The mathematical problem is this: given a curve with distance coordinates that are parametric functions of time (duration), find the reparametrization of the curve with duration (time) coordinates that are parametric functions of distance. Symbolically, given the regular curve α(t) = (a1(t), …, an(t)), find β(s) = (b1(s), …, bn(s)) such that bi(s) = t(ai) for i = 1, …, n, where t is time (duration) and s is distance. (Greek letters are used for vectors, Roman letters for scalars.)
The solution is to invert each coordinate function and express them in terms of a common parameter. That is, set each ai(t) = s and solve for t to get t = ai-1(s) = bi(s) for the inverse coordinates in parametric form.
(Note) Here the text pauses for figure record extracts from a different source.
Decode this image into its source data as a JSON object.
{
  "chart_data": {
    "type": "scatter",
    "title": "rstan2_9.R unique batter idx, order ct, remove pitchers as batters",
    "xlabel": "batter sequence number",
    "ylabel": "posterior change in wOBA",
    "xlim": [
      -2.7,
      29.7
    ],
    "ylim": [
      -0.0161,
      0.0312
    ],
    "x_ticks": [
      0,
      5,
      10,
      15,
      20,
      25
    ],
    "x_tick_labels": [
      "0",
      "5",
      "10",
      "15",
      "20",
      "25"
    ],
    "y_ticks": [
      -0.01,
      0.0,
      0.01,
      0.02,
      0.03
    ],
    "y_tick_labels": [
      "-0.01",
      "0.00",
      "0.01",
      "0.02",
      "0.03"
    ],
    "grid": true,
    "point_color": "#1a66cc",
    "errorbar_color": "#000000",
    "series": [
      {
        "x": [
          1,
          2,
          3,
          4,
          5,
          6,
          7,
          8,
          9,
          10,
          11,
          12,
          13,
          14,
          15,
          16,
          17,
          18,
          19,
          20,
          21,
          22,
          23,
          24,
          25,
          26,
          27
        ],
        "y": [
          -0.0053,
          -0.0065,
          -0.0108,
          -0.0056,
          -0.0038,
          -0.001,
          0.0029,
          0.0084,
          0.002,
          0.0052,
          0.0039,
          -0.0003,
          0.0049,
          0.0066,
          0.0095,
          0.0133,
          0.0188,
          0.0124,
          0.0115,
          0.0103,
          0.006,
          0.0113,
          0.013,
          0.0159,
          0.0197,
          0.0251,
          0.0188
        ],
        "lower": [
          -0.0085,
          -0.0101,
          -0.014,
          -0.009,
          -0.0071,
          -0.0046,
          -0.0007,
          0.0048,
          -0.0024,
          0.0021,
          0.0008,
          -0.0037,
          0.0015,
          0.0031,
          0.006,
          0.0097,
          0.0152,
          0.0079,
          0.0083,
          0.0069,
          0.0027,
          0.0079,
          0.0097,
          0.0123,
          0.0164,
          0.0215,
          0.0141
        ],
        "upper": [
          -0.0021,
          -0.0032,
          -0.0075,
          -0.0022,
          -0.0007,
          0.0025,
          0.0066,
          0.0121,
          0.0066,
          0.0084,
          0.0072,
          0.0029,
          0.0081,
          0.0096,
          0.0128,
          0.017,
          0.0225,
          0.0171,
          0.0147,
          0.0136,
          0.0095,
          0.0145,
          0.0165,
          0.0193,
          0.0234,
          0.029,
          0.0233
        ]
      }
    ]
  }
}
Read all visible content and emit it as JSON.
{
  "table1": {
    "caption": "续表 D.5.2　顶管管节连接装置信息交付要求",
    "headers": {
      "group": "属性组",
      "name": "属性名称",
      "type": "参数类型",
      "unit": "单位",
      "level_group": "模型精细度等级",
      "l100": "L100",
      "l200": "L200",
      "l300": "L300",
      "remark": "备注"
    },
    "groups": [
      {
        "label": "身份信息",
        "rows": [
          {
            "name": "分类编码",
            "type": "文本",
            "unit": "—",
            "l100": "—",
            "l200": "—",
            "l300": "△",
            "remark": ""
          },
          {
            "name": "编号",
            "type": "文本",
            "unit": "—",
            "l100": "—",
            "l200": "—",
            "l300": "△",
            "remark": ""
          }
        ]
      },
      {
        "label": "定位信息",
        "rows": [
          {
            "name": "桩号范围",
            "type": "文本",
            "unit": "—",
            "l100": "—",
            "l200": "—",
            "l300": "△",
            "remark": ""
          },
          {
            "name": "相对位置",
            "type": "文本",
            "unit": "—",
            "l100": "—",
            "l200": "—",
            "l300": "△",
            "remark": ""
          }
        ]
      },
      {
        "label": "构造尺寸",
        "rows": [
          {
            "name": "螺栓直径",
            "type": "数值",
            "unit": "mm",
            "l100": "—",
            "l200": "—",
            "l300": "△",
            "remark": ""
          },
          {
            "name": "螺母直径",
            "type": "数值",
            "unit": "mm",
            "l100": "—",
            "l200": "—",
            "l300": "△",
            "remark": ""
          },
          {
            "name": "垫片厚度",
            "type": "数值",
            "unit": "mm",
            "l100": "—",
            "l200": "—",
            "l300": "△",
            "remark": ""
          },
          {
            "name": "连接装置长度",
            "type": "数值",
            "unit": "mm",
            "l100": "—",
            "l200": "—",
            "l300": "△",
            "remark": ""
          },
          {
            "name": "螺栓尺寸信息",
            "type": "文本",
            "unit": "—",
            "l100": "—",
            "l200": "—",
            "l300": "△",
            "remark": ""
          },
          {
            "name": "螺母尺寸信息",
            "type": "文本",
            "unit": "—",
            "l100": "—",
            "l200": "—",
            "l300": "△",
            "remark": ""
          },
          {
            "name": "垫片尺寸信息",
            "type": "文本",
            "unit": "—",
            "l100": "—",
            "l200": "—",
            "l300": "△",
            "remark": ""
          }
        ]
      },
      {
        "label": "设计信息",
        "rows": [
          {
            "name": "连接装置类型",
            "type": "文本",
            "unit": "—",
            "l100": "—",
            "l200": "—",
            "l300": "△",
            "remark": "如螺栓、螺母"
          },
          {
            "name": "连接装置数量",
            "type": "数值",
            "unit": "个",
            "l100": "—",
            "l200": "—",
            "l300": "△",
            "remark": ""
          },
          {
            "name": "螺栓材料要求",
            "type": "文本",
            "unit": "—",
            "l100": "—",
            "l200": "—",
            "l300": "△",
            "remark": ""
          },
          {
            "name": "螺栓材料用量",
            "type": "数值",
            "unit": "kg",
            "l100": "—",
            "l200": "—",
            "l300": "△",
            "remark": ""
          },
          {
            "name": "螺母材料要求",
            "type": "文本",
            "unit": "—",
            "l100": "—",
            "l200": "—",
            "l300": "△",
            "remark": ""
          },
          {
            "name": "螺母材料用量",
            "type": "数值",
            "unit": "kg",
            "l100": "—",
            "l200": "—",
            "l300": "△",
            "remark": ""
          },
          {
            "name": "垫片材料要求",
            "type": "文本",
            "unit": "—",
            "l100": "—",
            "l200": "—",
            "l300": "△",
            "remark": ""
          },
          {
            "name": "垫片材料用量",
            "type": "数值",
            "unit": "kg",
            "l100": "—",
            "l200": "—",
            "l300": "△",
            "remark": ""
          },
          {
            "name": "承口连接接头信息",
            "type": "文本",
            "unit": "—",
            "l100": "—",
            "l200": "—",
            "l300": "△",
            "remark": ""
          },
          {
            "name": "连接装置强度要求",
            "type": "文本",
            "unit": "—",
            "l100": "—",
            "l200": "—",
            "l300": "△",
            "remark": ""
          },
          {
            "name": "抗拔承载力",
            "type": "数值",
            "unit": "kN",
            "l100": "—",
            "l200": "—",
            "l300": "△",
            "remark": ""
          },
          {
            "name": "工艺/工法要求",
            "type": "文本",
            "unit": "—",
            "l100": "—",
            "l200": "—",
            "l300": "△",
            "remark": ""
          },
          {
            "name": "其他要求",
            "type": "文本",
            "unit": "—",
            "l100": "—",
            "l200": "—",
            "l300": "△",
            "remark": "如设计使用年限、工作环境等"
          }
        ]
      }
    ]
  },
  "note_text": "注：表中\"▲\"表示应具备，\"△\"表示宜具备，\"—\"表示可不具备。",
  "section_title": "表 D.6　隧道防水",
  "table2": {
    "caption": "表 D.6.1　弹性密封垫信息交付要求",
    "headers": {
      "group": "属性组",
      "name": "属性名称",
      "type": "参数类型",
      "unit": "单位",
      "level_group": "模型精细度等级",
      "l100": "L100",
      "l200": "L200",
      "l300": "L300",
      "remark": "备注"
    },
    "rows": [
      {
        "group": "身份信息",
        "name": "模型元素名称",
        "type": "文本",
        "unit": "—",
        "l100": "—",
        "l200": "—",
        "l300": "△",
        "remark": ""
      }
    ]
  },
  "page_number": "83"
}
For example, consider a projectile fired from height h with velocity v at angle θ. The path of the projectile is represented by a parametric equation
α(t) = (a1(t), a2(t)) = (vt cos(θ), h + vt sin(θ) – ½gt²),
where g is the acceleration of gravity. Setting s = vt cos(θ) and s = h + vt sin(θ) – ½gt²), then solving for t results in the inverse coordinates, which are in two parts:
β(s) =(s/(v cos(θ)), (v sin(θ) + sqrt(2gh – 2gs + v² sin²(θ)))/g) going up, and
β(s) =(s/(v cos(θ)), (v sin(θ) – sqrt(2gh – 2gs + v² sin²(θ)))/g) coming down.
The spatial position vector α(t) corresponds to a temporal position vector β(s). As there are multiple dimensions of space, so there are multiple dimensions of time. The time in multidimensional space is a scalar, but the space with multiple dimensions of time is a scalar.